Example For Error Handling And Cleanup using goto [1]

In my eyes the usage of goto for cleanup and error handling is a good thing. The flow of application logic is not unnecessarily cluttered with local error handling. Instead the function is divided into two parts: The upper part which contains the application logic and the lower part which contains the error handling and the cleanup of resources.

However, using these goto's always left me feel like doing something in the gray zone: There is an old ban from the 60ies (Letters to the Editor: Go To Statement Considered Harmful, Dijkstra, 1968) but without talking to much about it in public C programmers still carry on writing goto.

The paper An Empirical Study of goto in C Code  releases as a pre-print in February 2015 now takes an interesting second look at this old ban.

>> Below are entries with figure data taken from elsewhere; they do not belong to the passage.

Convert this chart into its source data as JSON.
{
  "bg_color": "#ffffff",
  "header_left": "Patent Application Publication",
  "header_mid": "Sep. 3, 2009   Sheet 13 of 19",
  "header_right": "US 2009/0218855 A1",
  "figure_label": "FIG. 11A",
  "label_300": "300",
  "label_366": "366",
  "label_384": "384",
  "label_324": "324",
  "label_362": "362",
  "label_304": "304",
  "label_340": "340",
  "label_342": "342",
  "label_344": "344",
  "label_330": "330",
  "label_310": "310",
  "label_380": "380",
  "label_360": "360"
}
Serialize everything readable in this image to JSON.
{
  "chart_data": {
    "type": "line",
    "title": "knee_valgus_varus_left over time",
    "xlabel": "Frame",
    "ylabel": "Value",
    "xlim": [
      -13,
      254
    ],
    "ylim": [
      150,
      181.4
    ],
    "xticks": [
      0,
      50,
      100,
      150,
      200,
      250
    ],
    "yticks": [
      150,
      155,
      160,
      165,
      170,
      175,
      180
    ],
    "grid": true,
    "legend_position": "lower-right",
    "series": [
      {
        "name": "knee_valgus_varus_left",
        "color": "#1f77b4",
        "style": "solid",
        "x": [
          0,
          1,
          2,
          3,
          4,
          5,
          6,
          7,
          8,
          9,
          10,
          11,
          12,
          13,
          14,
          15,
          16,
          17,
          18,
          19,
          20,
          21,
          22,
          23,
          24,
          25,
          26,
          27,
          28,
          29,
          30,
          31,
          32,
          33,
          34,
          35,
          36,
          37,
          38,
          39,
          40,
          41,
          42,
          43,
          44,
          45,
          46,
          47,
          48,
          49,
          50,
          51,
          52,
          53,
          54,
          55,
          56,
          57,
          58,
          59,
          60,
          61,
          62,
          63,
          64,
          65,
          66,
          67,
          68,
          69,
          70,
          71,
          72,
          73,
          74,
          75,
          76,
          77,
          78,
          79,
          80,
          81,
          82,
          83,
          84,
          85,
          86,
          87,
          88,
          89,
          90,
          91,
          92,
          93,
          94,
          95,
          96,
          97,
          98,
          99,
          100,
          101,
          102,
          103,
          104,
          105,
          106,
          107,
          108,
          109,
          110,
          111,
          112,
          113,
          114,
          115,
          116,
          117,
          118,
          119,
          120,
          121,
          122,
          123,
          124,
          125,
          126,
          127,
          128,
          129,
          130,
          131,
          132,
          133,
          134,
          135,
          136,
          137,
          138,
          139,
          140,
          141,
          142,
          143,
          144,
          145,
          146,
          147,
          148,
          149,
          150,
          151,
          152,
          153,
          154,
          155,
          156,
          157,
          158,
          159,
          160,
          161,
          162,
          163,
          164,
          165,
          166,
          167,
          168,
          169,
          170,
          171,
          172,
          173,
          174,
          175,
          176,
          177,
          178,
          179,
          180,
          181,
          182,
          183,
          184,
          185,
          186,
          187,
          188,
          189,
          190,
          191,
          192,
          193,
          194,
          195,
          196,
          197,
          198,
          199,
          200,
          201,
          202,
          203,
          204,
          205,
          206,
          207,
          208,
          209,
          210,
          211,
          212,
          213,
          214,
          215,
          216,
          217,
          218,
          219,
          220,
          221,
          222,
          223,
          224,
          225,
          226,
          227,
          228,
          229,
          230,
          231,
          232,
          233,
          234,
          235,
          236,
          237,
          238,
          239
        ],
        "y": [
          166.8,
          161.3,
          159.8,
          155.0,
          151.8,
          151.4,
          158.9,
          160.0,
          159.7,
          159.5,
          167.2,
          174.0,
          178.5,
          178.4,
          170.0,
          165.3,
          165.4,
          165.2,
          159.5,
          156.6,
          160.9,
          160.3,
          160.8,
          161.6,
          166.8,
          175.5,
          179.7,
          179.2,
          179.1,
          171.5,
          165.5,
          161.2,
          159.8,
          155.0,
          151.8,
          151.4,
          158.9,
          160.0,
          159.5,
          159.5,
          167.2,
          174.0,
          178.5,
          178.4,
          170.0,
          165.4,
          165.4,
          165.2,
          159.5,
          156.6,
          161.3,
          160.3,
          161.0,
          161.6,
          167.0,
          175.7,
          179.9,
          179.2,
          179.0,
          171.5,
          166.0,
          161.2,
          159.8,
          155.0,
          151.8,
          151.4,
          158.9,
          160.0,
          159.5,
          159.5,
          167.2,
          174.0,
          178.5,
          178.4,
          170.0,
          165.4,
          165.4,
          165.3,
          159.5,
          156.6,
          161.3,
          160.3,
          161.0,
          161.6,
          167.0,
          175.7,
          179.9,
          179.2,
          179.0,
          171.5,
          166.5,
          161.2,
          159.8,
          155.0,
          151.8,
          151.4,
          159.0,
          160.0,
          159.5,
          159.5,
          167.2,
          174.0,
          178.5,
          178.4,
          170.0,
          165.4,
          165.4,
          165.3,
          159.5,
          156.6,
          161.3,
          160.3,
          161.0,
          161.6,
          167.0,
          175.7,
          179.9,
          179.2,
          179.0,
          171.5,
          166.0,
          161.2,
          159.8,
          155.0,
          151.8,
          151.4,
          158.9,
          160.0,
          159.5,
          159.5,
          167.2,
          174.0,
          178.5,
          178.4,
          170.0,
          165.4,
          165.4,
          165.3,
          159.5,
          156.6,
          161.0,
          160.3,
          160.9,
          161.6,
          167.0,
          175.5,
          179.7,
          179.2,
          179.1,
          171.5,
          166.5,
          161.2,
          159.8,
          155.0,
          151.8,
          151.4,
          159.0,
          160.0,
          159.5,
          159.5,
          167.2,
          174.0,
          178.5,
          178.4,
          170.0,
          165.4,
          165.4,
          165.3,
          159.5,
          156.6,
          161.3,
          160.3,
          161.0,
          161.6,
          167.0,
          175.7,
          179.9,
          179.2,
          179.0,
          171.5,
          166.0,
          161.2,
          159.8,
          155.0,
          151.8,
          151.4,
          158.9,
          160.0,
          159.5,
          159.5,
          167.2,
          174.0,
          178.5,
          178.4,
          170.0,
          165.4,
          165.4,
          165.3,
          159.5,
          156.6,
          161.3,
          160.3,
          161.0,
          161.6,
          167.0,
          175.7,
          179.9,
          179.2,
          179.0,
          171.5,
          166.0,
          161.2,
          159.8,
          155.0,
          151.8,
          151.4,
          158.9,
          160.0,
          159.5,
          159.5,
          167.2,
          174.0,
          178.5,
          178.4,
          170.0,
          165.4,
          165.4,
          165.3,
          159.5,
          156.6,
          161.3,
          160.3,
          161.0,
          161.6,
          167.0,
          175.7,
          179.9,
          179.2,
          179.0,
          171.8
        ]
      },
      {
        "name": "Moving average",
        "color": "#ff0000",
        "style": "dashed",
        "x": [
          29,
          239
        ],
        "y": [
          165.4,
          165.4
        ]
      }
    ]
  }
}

The international group of researches who was involved in the paper analyzed 2 million lines of C code collected from 11K Github repositories. I leave the reading of the entire paper up to you and jump directly to the important part of the conclusion:

...far from being maintenance nightmares, most usages of goto follow disciplined, well-designed usage patterns, that are handled by specific constructs in more modern languages. 
The most common pattern are error-handling and cleanup, for which exception handling constructs exist in most modern languages, but not in C. Even properties such as several goto statements jumping to the same label have benefits, such as reducing code duplication, in spite of the coordinate problem described by Dijkstra.

That sounds like good news to me - I eventually can exit the gray zone.